The efficiency of this process is dependent on how well the cells are permeabilized. This poses a challenge to using each cell as an in-situ reactor, as bacteria have a diverse range of cell wall and membrane compositions, leading to varying levels of strength and resistance to permeabilization. If cells are not permeabilized enough, the reverse transcription enzyme and other reagents will not be able to enter the cell. If the treatment is too harsh, the cell will break apart and lose intracellular contents. For optimal results, the permeabilization method needs to be tailored to each bacterial species.
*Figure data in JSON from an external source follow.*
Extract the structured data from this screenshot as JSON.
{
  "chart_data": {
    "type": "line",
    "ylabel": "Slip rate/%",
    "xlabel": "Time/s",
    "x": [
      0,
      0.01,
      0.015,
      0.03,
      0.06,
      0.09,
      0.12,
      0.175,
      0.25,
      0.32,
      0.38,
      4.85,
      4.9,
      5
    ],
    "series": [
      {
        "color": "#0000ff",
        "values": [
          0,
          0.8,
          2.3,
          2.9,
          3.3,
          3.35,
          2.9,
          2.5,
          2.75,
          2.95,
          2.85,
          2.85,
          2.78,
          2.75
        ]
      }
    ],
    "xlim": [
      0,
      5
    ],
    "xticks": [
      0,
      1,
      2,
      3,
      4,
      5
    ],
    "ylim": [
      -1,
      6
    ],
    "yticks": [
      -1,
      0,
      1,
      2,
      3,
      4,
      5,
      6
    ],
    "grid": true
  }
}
To test the efficiency of different permeabilization methods, we present two methods for measuring the in-situ efficiency of reverse transcription in bacterial cells using flow cytometry and fluorescence microscopy. The first method uses an acridine orange fluorescent dye solution to stain the cells before and after reverse transcription. Acridine orange is a well characterized metachromatic dye that differentially stains RNA and DNA. By comparing fluorescence intensity in cells before and after reverse transcription, the relative efficiency can be measured. The second method uses ChromaTide Alexa Fluor 488-5-UTP, which is a fluorescently labeled deoxyuridine triphosphate. This reagent is added to the dNTP mix during reverse transcription. The fluorescence intensity is correlated with cDNA generated, and indicates how effectively reverse transcription reagents are able to enter the cell. For both methods, these fluorescent cells are examined via both flow cytometry and fluorescence microscopy. Flow cytometry provides a high throughput measurement of individual cells, while the cell structure and intracellular fluorescence are examined with fluorescence microscopy.